Let $X = \mathbb R^N$. Let $\Phi$ be the set of continuous contractions of $X$ to a single point. That is, $\Gamma \in C([0,1] \times X, X)$ is in $\Phi$ if

• $\Gamma(0,u)= u $ for all $u \in X$
• $\Gamma(1,u) = u_0$ for some $u_0 \in X$
• $\Gamma(t, u)$ is a homeomorphism of $X$ for $t \in [0,1)$, and $\Gamma(t,u)^{-1}$ is continuous on $[0,1) \times X$

Now, take two points $e_1, e_2 \in X$.

My question: given a continuous curve $\gamma \in C([0,1], X)$ with $\gamma(0) = e_1$, $\gamma(1) = e_2$, does there exist a $\Gamma \in \Phi$ such that $$ \Gamma(t, e_1),\ \Gamma(t, e_2) \in \gamma([0,1]) \quad \forall t \in [0,1] $$ That is, does there exist a contraction of $X$ that restricts to the image of the given curve on $\{e_1, e_2\}?$ Apologies if this is a simple question.

Answer 1

I will need two facts for my answer:

1. If $\gamma: [0,1]\to \mathbb R^n$ is a path such that $\gamma(0)=p\ne q=\gamma(1)$ then there is an injective path $\alpha: [0,1]\to \gamma([0,1])$ such that $\alpha(0)=p, \alpha(1)=q$. (See e.g. here.)
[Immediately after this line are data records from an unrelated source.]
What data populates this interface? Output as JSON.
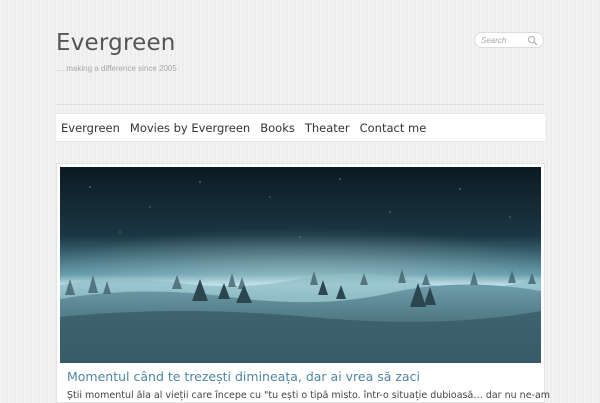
{
  "site": {
    "title": "Evergreen",
    "tagline": "… making a difference since 2005"
  },
  "search": {
    "placeholder": "Search",
    "icon": "search-icon"
  },
  "nav": {
    "items": [
      {
        "label": "Evergreen"
      },
      {
        "label": "Movies by Evergreen"
      },
      {
        "label": "Books"
      },
      {
        "label": "Theater"
      },
      {
        "label": "Contact me"
      }
    ]
  },
  "post": {
    "title": "Momentul când te trezești dimineața, dar ai vrea să zaci",
    "excerpt": "Știi momentul ăla al vieții care începe cu \"tu ești o tipă misto. într-o situație dubioasă… dar nu ne-am",
    "image": "winter-landscape-image"
  },
  "colors": {
    "link": "#4e86a4",
    "background": "#f1f1f1",
    "text": "#555555"
  }
}
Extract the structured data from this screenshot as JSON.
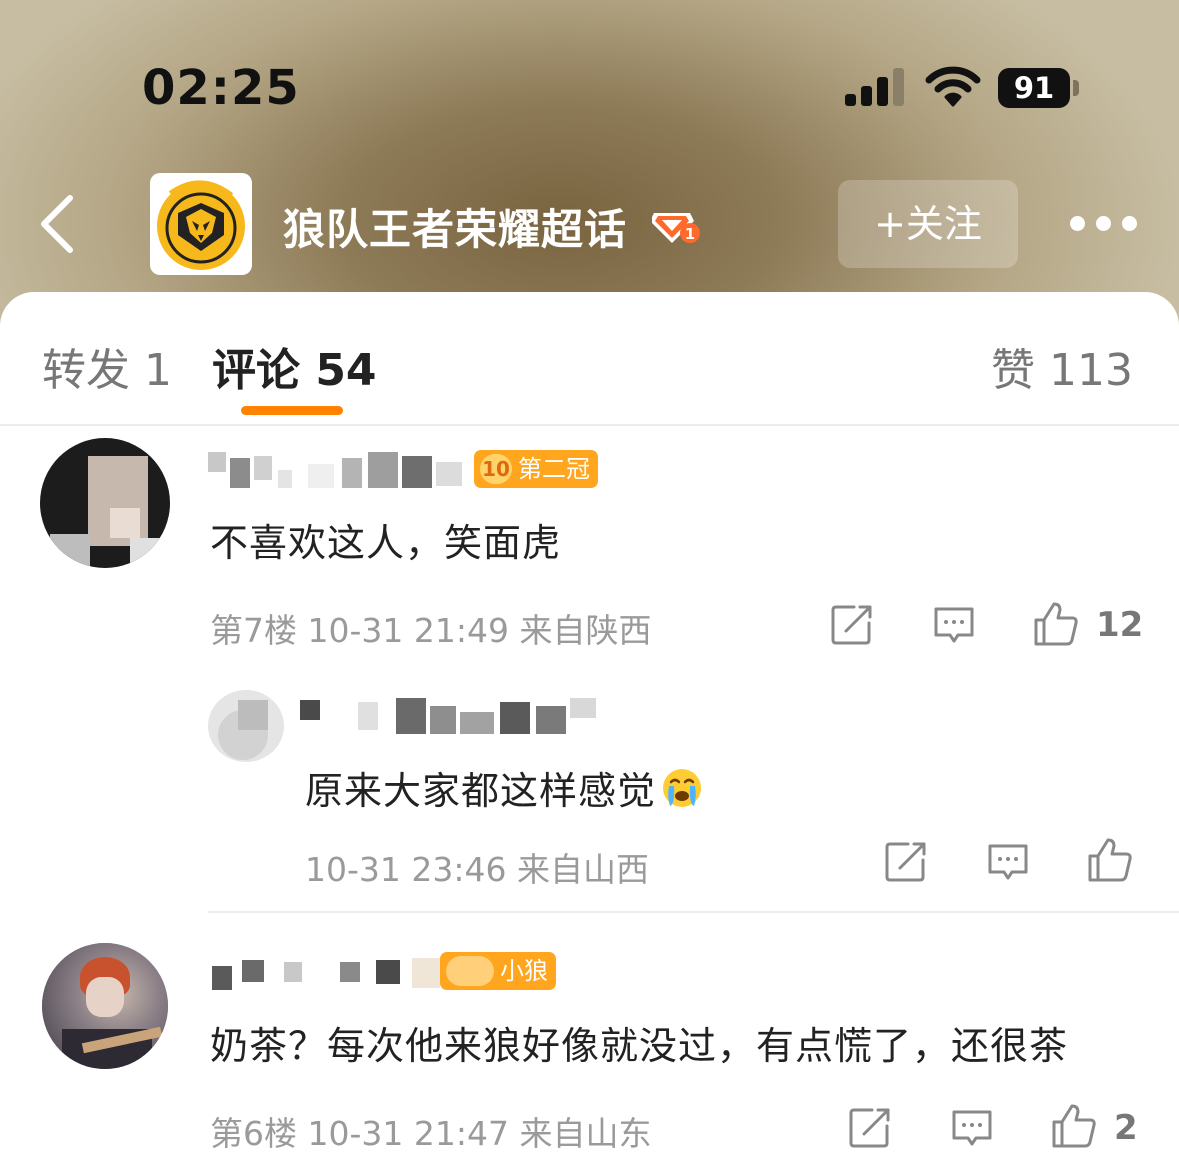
{
  "status_bar": {
    "time": "02:25",
    "battery": "91"
  },
  "header": {
    "title": "狼队王者荣耀超话",
    "level_badge": "1",
    "follow_label": "+关注",
    "logo_icon": "wolf-logo"
  },
  "tabs": {
    "repost": "转发 1",
    "comment": "评论 54",
    "like": "赞 113"
  },
  "comments": [
    {
      "badge_level": "10",
      "badge_text": "第二冠",
      "text": "不喜欢这人，笑面虎",
      "floor": "第7楼",
      "time": "10-31 21:49",
      "location": "来自陕西",
      "likes": "12"
    },
    {
      "badge_text": "小狼",
      "text": "奶茶？每次他来狼好像就没过，有点慌了，还很茶",
      "floor": "第6楼",
      "time": "10-31 21:47",
      "location": "来自山东",
      "likes": "2"
    }
  ],
  "reply": {
    "text": "原来大家都这样感觉",
    "emoji": "crying-face",
    "time": "10-31 23:46",
    "location": "来自山西"
  },
  "colors": {
    "accent": "#ff8200",
    "badge": "#ffa51e"
  }
}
2. If $u: [0,1)\to S^{n-1}$ is a path in the unit sphere, then there exists a path $h: [0,1)\to SO(n), h(t)=A_t$ such that $A_t(\mathbf e_1)=u(t), t\in [0,1)$ and $A_0=I$, the identity matrix. (This comes from the path-lifting property for the standard fibration of $SO(n)$ over $S^{n-1}$ given by the action of $SO(n)$.)
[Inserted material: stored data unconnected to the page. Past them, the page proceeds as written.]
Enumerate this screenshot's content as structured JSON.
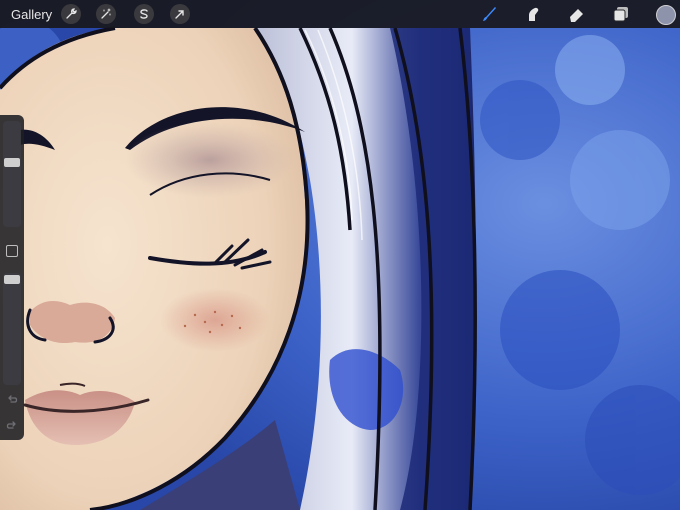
{
  "toolbar": {
    "gallery_label": "Gallery",
    "left_tools": [
      {
        "name": "actions",
        "icon": "wrench-icon"
      },
      {
        "name": "adjustments",
        "icon": "magic-wand-icon"
      },
      {
        "name": "selection",
        "icon": "selection-s-icon"
      },
      {
        "name": "transform",
        "icon": "arrow-cursor-icon"
      }
    ],
    "right_tools": [
      {
        "name": "brush",
        "icon": "brush-icon",
        "active": true
      },
      {
        "name": "smudge",
        "icon": "smudge-finger-icon"
      },
      {
        "name": "eraser",
        "icon": "eraser-icon"
      },
      {
        "name": "layers",
        "icon": "layers-icon"
      }
    ],
    "active_color": "#8c93aa",
    "accent": "#3d8bff"
  },
  "sidebar": {
    "brush_size_level": 0.62,
    "opacity_level": 0.98,
    "icons": [
      "modify-square-icon",
      "undo-arrow-icon",
      "redo-arrow-icon"
    ]
  },
  "canvas": {
    "description_colors": {
      "background_blue": "#3b5fc4",
      "skin": "#f2dcc4",
      "hair": "#1c1f3a",
      "lips": "#d8a89c"
    }
  }
}
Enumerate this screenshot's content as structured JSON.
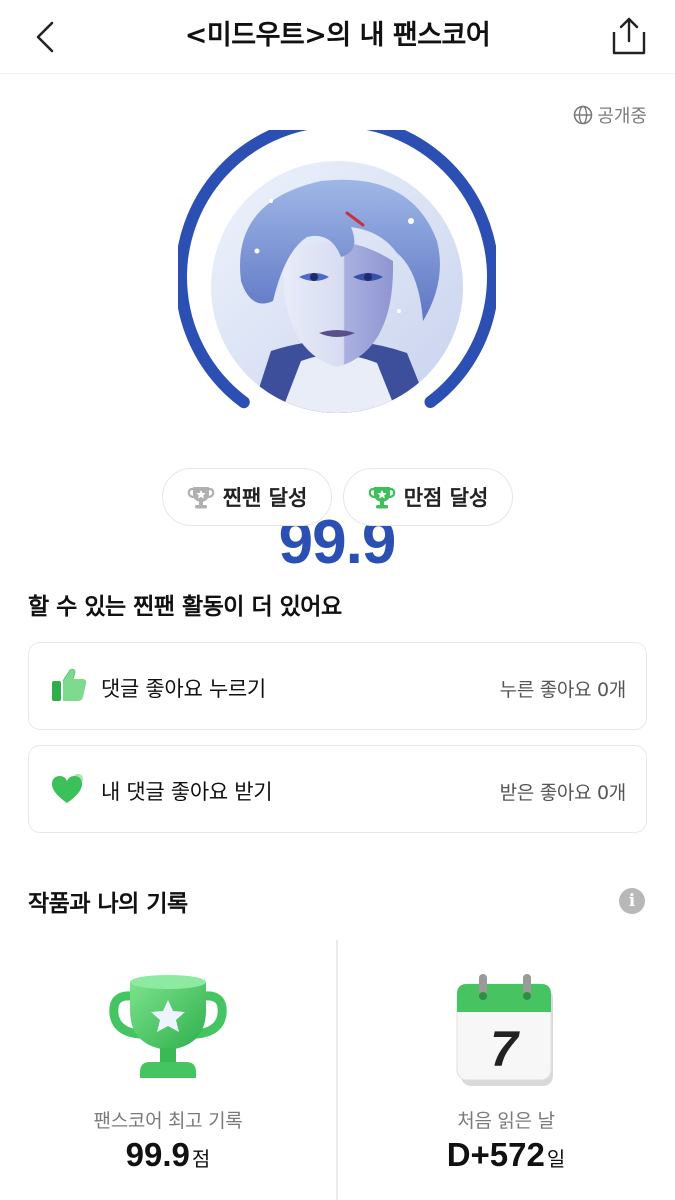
{
  "header": {
    "title": "<미드우트>의 내 팬스코어",
    "back_icon": "chevron-left-icon",
    "share_icon": "share-icon"
  },
  "visibility": {
    "label": "공개중",
    "icon": "globe-icon"
  },
  "score": {
    "value": "99.9",
    "progress_fraction": 0.999,
    "color": "#2c4fb4",
    "avatar": "comic-character-avatar"
  },
  "achievements": [
    {
      "label": "찐팬 달성",
      "icon": "trophy-icon",
      "color": "#b0b0b0"
    },
    {
      "label": "만점 달성",
      "icon": "trophy-icon",
      "color": "#3cc15a"
    }
  ],
  "activities": {
    "title": "할 수 있는 찐팬 활동이 더 있어요",
    "items": [
      {
        "label": "댓글 좋아요 누르기",
        "value": "누른 좋아요 0개",
        "icon": "thumbs-up-icon"
      },
      {
        "label": "내 댓글 좋아요 받기",
        "value": "받은 좋아요 0개",
        "icon": "heart-icon"
      }
    ]
  },
  "records": {
    "title": "작품과 나의 기록",
    "info_icon": "info-icon",
    "items": [
      {
        "label": "팬스코어 최고 기록",
        "value": "99.9",
        "unit": "점",
        "icon": "trophy-icon"
      },
      {
        "label": "처음 읽은 날",
        "value": "D+572",
        "unit": "일",
        "icon": "calendar-icon",
        "calendar_day": "7"
      }
    ]
  },
  "colors": {
    "accent_blue": "#2c4fb4",
    "green": "#3cc15a"
  }
}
Suppose now that $\gamma: [0,1]\to \mathbb R^n$ is a continuous injective path. Without loss of generality (after composing with an affine transformation), we may assume that $\gamma(0)=\mathbf 0$ and $\gamma(1)=\mathbf e_1$, the first basis vector. Define $c_t:= ||\gamma(1-t)||$. By injectivity of $\gamma$, $c_t>0$ for all $t\in [0,1)$. Define the unit vector $$ u_t:= c_t^{-1} \gamma(1-t). $$ By (2), there exists a path $h(t)=A_t$ of orthogonal matrices, such that $A_t(e_1)=u_t$ for every $t\in [0,1)$. Define linear transformations $$ f_t:= c_tA_t $$ and set $F(x,t)=f_t(x)$. Then $F(x,0)=x$ for every $x\in \mathbb R^n$. Furthermore, $F$ is continuous and extends continuously to a map $F: \mathbb R^n\times [0,1]$ by $F(x,1)=0$.

There is one more case to consider: $\gamma(0)=\gamma(1)=\mathbb 0$. Then we can take $F(x,t)=(1-t)x$.